Welcome to Reclaim You! Phase 2: Strength
You’ve built the foundation. Now it’s time to build real, measurable strength on top of it.
👉🏽 Phase 1 laid the groundwork with higher rep ranges, stability work, and building that mind-muscle connection. You’ve proven you can show up, push through, and do the work. Now we shift gears while keeping everything you’ve earned.
Phase 2 is where you reclaim your strength. We’re dropping the reps, increasing the load, and putting serious intention behind every lift. You’ll see two compound strength movements each session, and the weight should feel challenging, we’ll be working up to 90% of your 1RM by peak week. This puts you in that sweet spot of building real strength while maintaining the muscle and endurance you’ve already developed.
You’ll still see stability, conditioning, and endurance elements woven throughout, we’re not abandoning what got you here, we’re building on it. But the priority has shifted.

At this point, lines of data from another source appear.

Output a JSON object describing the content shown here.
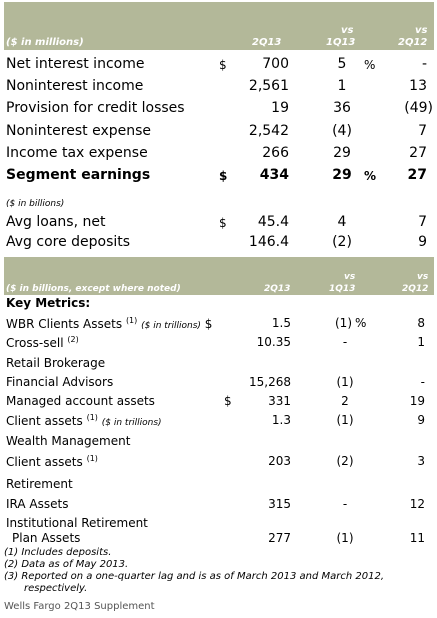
{
  "table1": {
    "header": {
      "unit": "($ in millions)",
      "c1": "2Q13",
      "c2_top": "vs",
      "c2": "1Q13",
      "c3_top": "vs",
      "c3": "2Q12"
    },
    "rows": [
      {
        "label": "Net interest income",
        "dollar": "$",
        "v1": "700",
        "v2": "5",
        "pct": "%",
        "v3": "-"
      },
      {
        "label": "Noninterest income",
        "dollar": "",
        "v1": "2,561",
        "v2": "1",
        "pct": "",
        "v3": "13"
      },
      {
        "label": "Provision for credit losses",
        "dollar": "",
        "v1": "19",
        "v2": "36",
        "pct": "",
        "v3": "(49)"
      },
      {
        "label": "Noninterest expense",
        "dollar": "",
        "v1": "2,542",
        "v2": "(4)",
        "pct": "",
        "v3": "7"
      },
      {
        "label": "Income tax expense",
        "dollar": "",
        "v1": "266",
        "v2": "29",
        "pct": "",
        "v3": "27"
      },
      {
        "label": "Segment earnings",
        "dollar": "$",
        "v1": "434",
        "v2": "29",
        "pct": "%",
        "v3": "27"
      }
    ],
    "unit2": "($ in billions)",
    "rows2": [
      {
        "label": "Avg loans, net",
        "dollar": "$",
        "v1": "45.4",
        "v2": "4",
        "v3": "7"
      },
      {
        "label": "Avg core deposits",
        "dollar": "",
        "v1": "146.4",
        "v2": "(2)",
        "v3": "9"
      }
    ]
  },
  "table2": {
    "header": {
      "unit": "($ in billions, except where noted)",
      "c1": "2Q13",
      "c2_top": "vs",
      "c2": "1Q13",
      "c3_top": "vs",
      "c3": "2Q12"
    },
    "key_metrics": "Key Metrics:",
    "wbr": {
      "label": "WBR Clients Assets",
      "sup": "(1)",
      "note": "($ in trillions)",
      "dollar": "$",
      "v1": "1.5",
      "v2": "(1)",
      "pct": "%",
      "v3": "8"
    },
    "crosssell": {
      "label": "Cross-sell",
      "sup": "(2)",
      "v1": "10.35",
      "v2": "-",
      "v3": "1"
    },
    "retail_title": "Retail Brokerage",
    "fa": {
      "label": "Financial Advisors",
      "v1": "15,268",
      "v2": "(1)",
      "v3": "-"
    },
    "maa": {
      "label": "Managed account assets",
      "dollar": "$",
      "v1": "331",
      "v2": "2",
      "v3": "19"
    },
    "ca": {
      "label": "Client assets",
      "sup": "(1)",
      "note": "($ in trillions)",
      "v1": "1.3",
      "v2": "(1)",
      "v3": "9"
    },
    "wm_title": "Wealth Management",
    "wmca": {
      "label": "Client assets",
      "sup": "(1)",
      "v1": "203",
      "v2": "(2)",
      "v3": "3"
    },
    "ret_title": "Retirement",
    "ira": {
      "label": "IRA Assets",
      "v1": "315",
      "v2": "-",
      "v3": "12"
    },
    "ira_inst": {
      "label1": "Institutional Retirement",
      "label2": "Plan Assets",
      "v1": "277",
      "v2": "(1)",
      "v3": "11"
    }
  },
  "footnotes": [
    "(1)  Includes deposits.",
    "(2)  Data as of May 2013.",
    "(3)  Reported on a one-quarter lag and is as of March 2013 and March 2012,",
    "respectively."
  ],
  "footer": "Wells Fargo 2Q13 Supplement"
}
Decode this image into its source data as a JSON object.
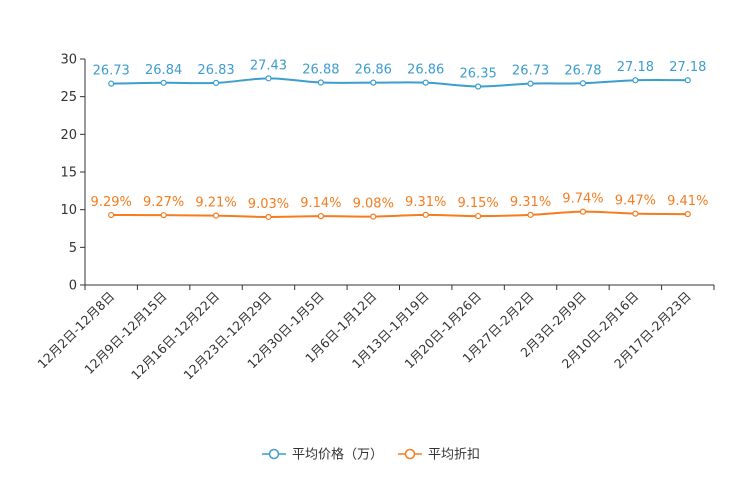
{
  "chart_data": {
    "type": "line",
    "title": "",
    "xlabel": "",
    "ylabel": "",
    "ylim": [
      0,
      30
    ],
    "yticks": [
      0,
      5,
      10,
      15,
      20,
      25,
      30
    ],
    "grid": false,
    "legend_position": "bottom-center",
    "categories": [
      "12月2日-12月8日",
      "12月9日-12月15日",
      "12月16日-12月22日",
      "12月23日-12月29日",
      "12月30日-1月5日",
      "1月6日-1月12日",
      "1月13日-1月19日",
      "1月20日-1月26日",
      "1月27日-2月2日",
      "2月3日-2月9日",
      "2月10日-2月16日",
      "2月17日-2月23日"
    ],
    "series": [
      {
        "name": "平均价格（万）",
        "color": "#3c9dd0",
        "values": [
          26.73,
          26.84,
          26.83,
          27.43,
          26.88,
          26.86,
          26.86,
          26.35,
          26.73,
          26.78,
          27.18,
          27.18
        ],
        "labels": [
          "26.73",
          "26.84",
          "26.83",
          "27.43",
          "26.88",
          "26.86",
          "26.86",
          "26.35",
          "26.73",
          "26.78",
          "27.18",
          "27.18"
        ]
      },
      {
        "name": "平均折扣",
        "color": "#f57c1f",
        "values": [
          9.29,
          9.27,
          9.21,
          9.03,
          9.14,
          9.08,
          9.31,
          9.15,
          9.31,
          9.74,
          9.47,
          9.41
        ],
        "labels": [
          "9.29%",
          "9.27%",
          "9.21%",
          "9.03%",
          "9.14%",
          "9.08%",
          "9.31%",
          "9.15%",
          "9.31%",
          "9.74%",
          "9.47%",
          "9.41%"
        ]
      }
    ]
  }
}
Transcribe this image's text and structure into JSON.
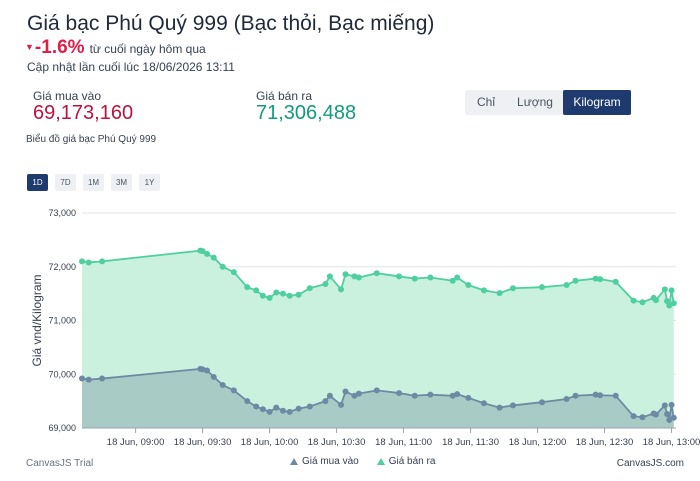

Heavier loads, more rest, and more focus.
👉🏽 Phase 2: Strength Overview
∙ 4 weeks of strength-focused training with hypertrophy & endurance elements
∙ Rep ranges shift lower on compound lifts — expect sets of 3–8 on your main movements
∙ REST increases and is IMPORTANT: 2–3 minutes between heavy compound sets
∙ 5-day structure: 2 Lower, 2 Upper, 1 Deep Core + Mobility. 1 optional cardio + mobility!
∙ Posterior chain emphasis (like you asked) glutes, hamstrings, and back are the priority
∙ Your main lifts: Squat, Deadlift, Hip Thrust, Floor Press, Military Press, and Chin-Ups
∙ Blended approach: strength is the priority, everything else supports it
👉🏽👉🏽 RIR (Reps in Reserve) Guide:
∙ 3–4 reps (87–95% 1RM): 0–1 RIR — maximum strength
∙ 5–6 reps (80–85% 1RM): 1–2 RIR — strength focus
∙ 7–8 reps (75–80% 1RM): 1–2 RIR — strength-hypertrophy
∙ 9–12 reps (70–75% 1RM): 2–3 RIR — hypertrophy/accessory work
👏🏼👏🏼 Critical for Success: Your last rep should feel like a fight. If you don’t have the weight selection to go heavier, increase your reps by 5–10 until you hit that 1–2 reps in reserve threshold. You can also slow your tempo to increase intensity. The challenge must be there effort and progression are what drive results.
Rest fully between your working sets. This isn’t the time to rush. Your nervous system needs that recovery to show up strong for the next set. Rushing through will actually limit your strength gains and reduce the weight you can handle. While it might feel like you’re not working hard enough during rest periods, that recovery is what makes the next heavy set possible.
You’ve put in the work to get here. Don’t underestimate yourself. Load up and let’s get stronger.